O Censo e a Pesquina Nacional de Domicílios (Pnad) mostram ainda que a diferença nos rendimentos de homens e mulheres aumenta conforme a faixa etária.

Se elas ganham em média 88% do que ganham os homens entre os 16 aos 24 anos, quando passam dos 60, ganham somente 64% do que recebem os homens desse mesmo grupo de idade.

Por fim, as mulheres sofrem com taxas maiores de desemprego e informalidade, segundo dados do IBGE citados por Diniz Alves.

Tudo isso indica que “a sociedade brasileira não faz justiça a essa contribuição feminina ao bônus demográfico” e não está aproveitando a oportunidade de enriquecer antes que a população envelheça, conclui o pesquisador.

“Uma parte dessa discriminação contra as mulheres é ‘culpa’ do mercado de trabalho, mas outra é da sociedade, que joga as responsabilidades da vida reprodutiva e o cuidado com idosos no ombro das mulheres.

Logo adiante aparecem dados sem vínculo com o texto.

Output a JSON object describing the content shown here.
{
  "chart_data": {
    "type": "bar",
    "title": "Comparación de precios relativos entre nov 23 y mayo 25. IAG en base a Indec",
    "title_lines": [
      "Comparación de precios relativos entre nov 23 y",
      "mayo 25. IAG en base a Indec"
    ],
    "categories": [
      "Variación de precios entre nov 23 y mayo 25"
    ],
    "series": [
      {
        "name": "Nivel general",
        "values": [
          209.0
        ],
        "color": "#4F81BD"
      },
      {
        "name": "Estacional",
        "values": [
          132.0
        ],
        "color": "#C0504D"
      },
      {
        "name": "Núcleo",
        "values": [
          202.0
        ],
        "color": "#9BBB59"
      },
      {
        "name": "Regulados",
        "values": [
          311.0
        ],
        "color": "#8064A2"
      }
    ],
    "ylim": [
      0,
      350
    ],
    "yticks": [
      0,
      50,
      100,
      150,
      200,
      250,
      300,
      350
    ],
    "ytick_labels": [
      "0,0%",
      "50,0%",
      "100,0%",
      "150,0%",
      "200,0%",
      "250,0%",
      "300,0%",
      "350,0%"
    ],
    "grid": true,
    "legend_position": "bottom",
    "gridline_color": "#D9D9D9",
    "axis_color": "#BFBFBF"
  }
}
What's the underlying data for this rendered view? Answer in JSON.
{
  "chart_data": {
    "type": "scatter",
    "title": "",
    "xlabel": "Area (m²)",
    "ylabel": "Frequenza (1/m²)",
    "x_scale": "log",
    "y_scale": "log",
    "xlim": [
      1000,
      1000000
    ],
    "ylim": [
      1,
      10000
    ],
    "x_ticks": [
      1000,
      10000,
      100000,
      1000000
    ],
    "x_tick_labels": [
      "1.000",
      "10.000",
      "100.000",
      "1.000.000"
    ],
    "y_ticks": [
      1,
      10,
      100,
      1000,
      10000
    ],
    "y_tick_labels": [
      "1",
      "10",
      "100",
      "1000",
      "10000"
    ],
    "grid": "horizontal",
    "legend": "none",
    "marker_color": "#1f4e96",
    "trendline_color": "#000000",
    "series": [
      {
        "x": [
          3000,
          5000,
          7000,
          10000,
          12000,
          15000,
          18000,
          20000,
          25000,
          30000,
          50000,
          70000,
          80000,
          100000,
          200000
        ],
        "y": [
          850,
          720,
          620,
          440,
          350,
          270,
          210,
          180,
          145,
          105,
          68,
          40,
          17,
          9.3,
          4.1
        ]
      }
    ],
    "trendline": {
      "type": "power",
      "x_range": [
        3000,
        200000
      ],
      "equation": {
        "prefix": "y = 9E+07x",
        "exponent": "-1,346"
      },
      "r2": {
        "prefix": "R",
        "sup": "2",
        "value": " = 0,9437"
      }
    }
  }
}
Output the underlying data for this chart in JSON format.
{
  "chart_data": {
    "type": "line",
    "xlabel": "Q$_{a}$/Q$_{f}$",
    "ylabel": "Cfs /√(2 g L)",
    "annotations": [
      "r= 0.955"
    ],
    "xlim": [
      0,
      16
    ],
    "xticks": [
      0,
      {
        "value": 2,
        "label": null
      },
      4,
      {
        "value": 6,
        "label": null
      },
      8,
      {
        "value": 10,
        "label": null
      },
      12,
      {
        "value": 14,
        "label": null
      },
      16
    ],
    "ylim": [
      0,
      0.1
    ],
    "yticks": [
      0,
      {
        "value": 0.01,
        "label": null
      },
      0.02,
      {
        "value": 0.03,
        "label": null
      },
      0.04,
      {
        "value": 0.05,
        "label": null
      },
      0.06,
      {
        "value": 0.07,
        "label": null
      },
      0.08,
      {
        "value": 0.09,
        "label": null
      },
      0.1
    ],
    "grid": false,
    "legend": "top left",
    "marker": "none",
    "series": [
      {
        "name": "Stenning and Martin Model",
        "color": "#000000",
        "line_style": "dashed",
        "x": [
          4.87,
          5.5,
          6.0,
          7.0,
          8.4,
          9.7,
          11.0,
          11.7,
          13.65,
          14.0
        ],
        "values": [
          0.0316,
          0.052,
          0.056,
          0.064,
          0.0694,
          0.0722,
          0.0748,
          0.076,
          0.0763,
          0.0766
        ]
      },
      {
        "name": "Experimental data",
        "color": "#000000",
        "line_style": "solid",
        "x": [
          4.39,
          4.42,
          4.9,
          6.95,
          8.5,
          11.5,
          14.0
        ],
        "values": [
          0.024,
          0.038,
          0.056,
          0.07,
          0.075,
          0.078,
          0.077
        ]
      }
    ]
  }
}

Entre as mulheres mais pobres, isso é ainda mais sério.”

Observando historicamente, escreve Diniz Alves, “as mulheres brasileiras (…) adquiriram níveis crescentes de educação, aumentaram as taxas de participação no mercado de trabalho e avançaram nas diversas áreas sociais. O desafio do século 21 será construir uma sociedade mais justa e com equidade de gênero.”